Guys, I'm just interested in this Ok; know very little about the Calculus of variation. Could someone at least formulate the problem? Let me begin with a conceptual approach:

Assume we have the shape of the boat in the form of a surface above the x-y plane. Now it seems to me that this surface can be a very nicely behaved function. The speed of the boat, I'll just guess will be a function of frictional forces which in turn are dependent on the shape of the surface as well as the boundary which I'll call $\Omega$. Now, let me take a leap of faith:

We wish to minimize the following integral which sums up all the frictional forces on the hull:

$$I=\int\int_{\Omega} G[x,y,f(x,y),f_x,f_y]ds$$

Where G is some functional relationship of these forces to the shape of the hull (and I suppose it's slopes as well) and our objective is to find f(x,y) which minimizes the integral (constrained by realistic limits of course, such as manufacturing ones).

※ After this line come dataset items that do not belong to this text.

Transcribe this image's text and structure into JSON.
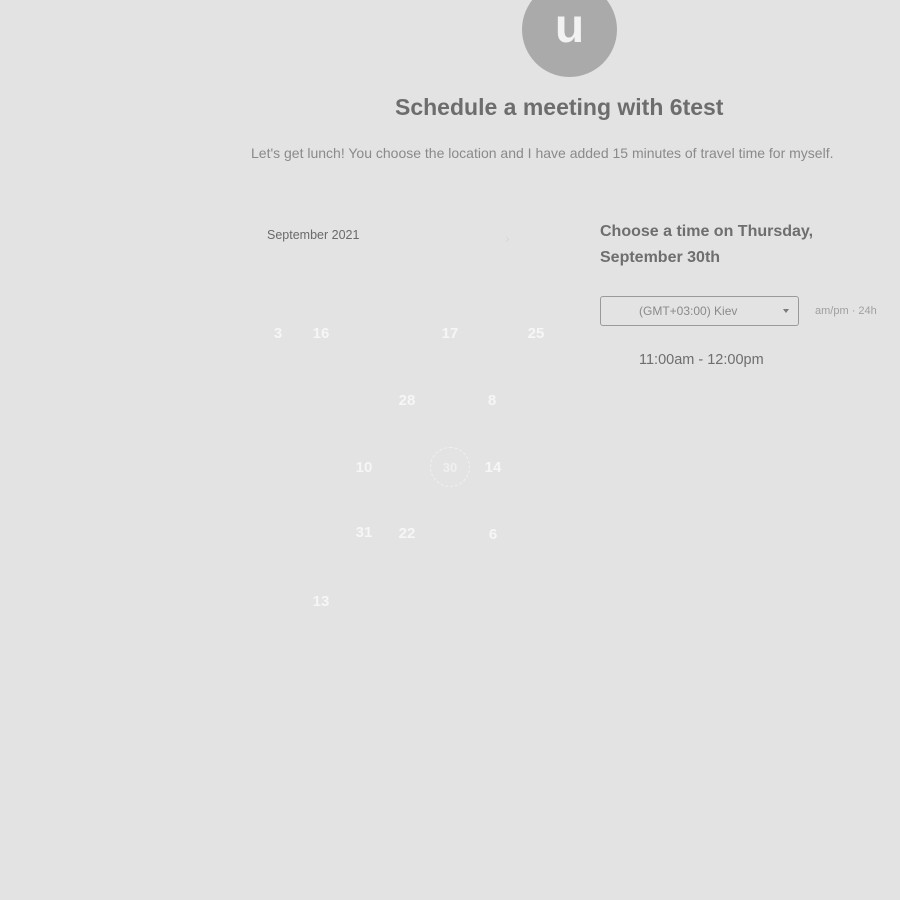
{
  "host": {
    "avatar_letter": "u",
    "title": "Schedule a meeting with 6test",
    "description": "Let's get lunch! You choose the location and I have added 15 minutes of travel time for myself."
  },
  "calendar": {
    "month_label": "September 2021",
    "next_icon": "chevron-right-icon",
    "next_glyph": "›",
    "days": [
      "3",
      "16",
      "17",
      "25",
      "28",
      "8",
      "10",
      "30",
      "14",
      "31",
      "22",
      "6",
      "13"
    ],
    "selected_day": "30"
  },
  "times": {
    "heading": "Choose a time on Thursday, September 30th",
    "timezone": "(GMT+03:00) Kiev",
    "format_ampm": "am/pm",
    "format_separator": "·",
    "format_24h": "24h",
    "slots": [
      "11:00am - 12:00pm"
    ]
  }
}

I know for the simple case of a function of a single variable f(x), wishing to minimize the integral:

$$I=\int_a^b F(x,y,y')dx$$

we can do some calculus and come up with Euler's equation which must be satisfied:

$$\frac{\partial F}{\partial y}-\frac{d}{dx} \frac{\partial F}{\partial y'}=0$$

I suppose there is an equivalent one for a double integral? How about for just any old integral of that form say for:

$$I=\int_0^1\int_0^1 (f+f_x+f_y)dxdy$$

How would I find the function f(x,y) which minimizes (or maximized) this integral)? Am I getting off-subject?